DBS adopts a more conservative stance than the market, and anticipates three key issues to be ironed out from the upcoming leaders’ retreat. This includes the sub-industries of focus, tax incentives, and geographical coverage of JS-SEZ.

Implication on sectors

The analysts note that the following sectors, renewables and energy, data centres, logistics and technology are industries that will benefit most from the JS-SEZ. 

In logistics, the segment could benefit from the “twin engines” model. Key manufacturing segments like R&D and sales which are housed in Singapore, and packaging and assembly are conducted in Johor Bahru, could see the increase of flow of goods between the two regions. 

In addition, the China+1 strategy will drive more investments into the region, the analysts note. 

“As businesses set up operations and supply chains across both sides of the border, we should see an increase in cross-border movement of goods,” they say. They name Mapletree Logistics Trust and Capitaland Ascendas REIT as key beneficiaries. 

For more stories about where money flows, click here for Capital Section

On the other hand, given the lack of power supply in Singapore and limited approvals handed out for new data centre developments, Malaysia is emerging as a “major” data centre market in the region, says DBS. 

Companies and major operators like Nvidia, Equinix, GDS and AirTrunk have already established operations, and as demand for capacity grows, ST Telemedia, and Singtel are well positioned to capitalize on this expanding market, they add. 

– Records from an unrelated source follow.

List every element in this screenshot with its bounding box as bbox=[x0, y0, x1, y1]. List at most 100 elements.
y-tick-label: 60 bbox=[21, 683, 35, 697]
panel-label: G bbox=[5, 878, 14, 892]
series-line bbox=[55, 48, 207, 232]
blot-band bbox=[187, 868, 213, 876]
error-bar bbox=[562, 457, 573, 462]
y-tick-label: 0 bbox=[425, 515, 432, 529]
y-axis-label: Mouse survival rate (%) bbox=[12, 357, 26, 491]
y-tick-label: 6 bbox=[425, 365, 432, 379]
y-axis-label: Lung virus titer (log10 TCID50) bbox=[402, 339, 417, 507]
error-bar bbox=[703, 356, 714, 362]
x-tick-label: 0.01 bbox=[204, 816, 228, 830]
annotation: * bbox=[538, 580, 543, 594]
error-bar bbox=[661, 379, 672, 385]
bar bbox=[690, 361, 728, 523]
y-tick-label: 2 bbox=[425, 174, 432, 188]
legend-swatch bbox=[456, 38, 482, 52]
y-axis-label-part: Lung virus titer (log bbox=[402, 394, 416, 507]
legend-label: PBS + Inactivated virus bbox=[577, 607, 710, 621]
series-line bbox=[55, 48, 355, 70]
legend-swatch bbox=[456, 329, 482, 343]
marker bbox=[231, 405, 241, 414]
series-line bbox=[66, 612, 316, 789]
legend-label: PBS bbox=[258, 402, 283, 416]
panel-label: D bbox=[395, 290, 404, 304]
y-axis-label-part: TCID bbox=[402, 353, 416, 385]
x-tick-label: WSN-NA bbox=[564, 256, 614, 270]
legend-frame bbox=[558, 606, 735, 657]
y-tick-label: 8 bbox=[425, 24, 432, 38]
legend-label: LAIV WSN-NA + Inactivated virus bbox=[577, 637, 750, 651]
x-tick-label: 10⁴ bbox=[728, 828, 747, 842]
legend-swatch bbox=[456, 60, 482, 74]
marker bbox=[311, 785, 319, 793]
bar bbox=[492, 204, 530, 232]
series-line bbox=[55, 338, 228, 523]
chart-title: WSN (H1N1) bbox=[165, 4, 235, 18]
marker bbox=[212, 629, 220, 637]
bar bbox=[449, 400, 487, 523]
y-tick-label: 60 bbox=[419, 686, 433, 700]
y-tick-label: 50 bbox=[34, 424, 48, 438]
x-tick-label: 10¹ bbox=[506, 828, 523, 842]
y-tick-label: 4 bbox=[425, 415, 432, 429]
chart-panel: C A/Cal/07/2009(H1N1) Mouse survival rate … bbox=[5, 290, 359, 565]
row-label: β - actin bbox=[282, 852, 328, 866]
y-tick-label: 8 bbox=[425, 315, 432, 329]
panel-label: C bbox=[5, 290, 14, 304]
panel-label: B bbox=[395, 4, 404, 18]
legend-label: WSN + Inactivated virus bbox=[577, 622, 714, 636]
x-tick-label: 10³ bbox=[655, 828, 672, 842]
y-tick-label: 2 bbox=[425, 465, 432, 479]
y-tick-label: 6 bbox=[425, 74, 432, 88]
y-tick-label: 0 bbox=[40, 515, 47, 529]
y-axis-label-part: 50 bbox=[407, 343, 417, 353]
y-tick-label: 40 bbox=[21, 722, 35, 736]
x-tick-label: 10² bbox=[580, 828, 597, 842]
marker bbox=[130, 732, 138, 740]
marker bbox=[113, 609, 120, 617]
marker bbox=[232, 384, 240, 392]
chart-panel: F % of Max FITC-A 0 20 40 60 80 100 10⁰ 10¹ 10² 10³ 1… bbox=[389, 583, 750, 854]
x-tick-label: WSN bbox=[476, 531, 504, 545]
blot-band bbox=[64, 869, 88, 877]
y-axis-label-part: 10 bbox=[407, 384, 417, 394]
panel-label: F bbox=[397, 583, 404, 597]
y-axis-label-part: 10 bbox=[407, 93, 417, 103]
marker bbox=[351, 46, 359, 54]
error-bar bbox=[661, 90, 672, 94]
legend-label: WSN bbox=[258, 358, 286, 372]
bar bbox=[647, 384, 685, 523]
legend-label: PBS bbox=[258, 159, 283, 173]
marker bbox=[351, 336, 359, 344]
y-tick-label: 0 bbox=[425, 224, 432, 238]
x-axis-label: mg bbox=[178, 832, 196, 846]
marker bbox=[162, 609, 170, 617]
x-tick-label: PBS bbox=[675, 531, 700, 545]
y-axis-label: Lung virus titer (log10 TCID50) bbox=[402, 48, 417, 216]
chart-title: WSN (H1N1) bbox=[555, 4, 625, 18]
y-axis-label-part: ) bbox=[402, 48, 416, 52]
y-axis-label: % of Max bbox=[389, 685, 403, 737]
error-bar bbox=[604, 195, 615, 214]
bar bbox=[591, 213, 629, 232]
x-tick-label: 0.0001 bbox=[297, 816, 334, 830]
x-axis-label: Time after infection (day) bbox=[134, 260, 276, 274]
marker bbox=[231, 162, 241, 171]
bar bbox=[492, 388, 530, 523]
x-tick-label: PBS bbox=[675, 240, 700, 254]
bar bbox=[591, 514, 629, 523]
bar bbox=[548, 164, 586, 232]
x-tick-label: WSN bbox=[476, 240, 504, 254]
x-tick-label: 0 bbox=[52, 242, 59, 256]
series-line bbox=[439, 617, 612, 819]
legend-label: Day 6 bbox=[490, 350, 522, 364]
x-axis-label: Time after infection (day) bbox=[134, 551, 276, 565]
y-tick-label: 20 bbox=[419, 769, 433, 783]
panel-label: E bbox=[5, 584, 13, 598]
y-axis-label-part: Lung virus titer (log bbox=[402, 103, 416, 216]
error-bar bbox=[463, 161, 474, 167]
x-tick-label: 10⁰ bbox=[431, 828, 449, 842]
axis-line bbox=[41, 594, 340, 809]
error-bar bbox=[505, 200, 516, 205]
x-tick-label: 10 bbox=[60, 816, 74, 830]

“Notably, construction costs in Malaysia are up to 16% lower than in Singapore, while electricity costs are about 2.5 times higher in Singapore, making Malaysia a cost-effective alternative for data center operations,” DBS analysts note. 

This data centre growth in Johor will also lead to growing electricity demand, economic development and urbanisation, they say. 

By 2035, DBS analysts forecast power capacity to grow by 6% CAGR, 3 times historical growth rates to meet data centre demand.

As data centres are increasingly committed to reducing their carbon footprint, DBS analysts estimate solar projects in Malaysia to generate a firm double-digit internal rate of returns (IRRs) above global/Asean averages of 6%-10%. 

“We expect the upcoming Retreat meeting in Dec 2024 to highlight renewable energy as an initial sector of focus, with companies such as Sembcorp Industries well positioned to tap onto JS-SEZ renewable energy requirements,” they note. 

Finally, on technology, the analysts note that Singapore companies may shift lower value-added manufacturing to Johor, as wages are 5 times lower, providing opportunities for margin expansion. 

They see potential for cost improvements for Singapore technology firms, should the JS-SEZ materialise. Within their coverage is Aztech, Frencken, Venture Corporation, and Grand Venture Technology, with the latter two being their top picks. 

Meanwhile, DBS “does not foresee” any meaningful impact on the aviation sector at the moment, but also believes that Johor “may” emerge as the go-to destination for medical savings. 

On property, the analysts note that Causeway Point Mall is the closest to the upcoming RTS and forms about 20% of Frasers Centrepoint Trusts’ (FCT) portfolio AUM. They therefore advocate investors to buy FCT “on weakness”, noting that the REIT’s share price will likely face some sentiment-driven pressure ahead of the opening of the RTS in end 2026 or early 2027.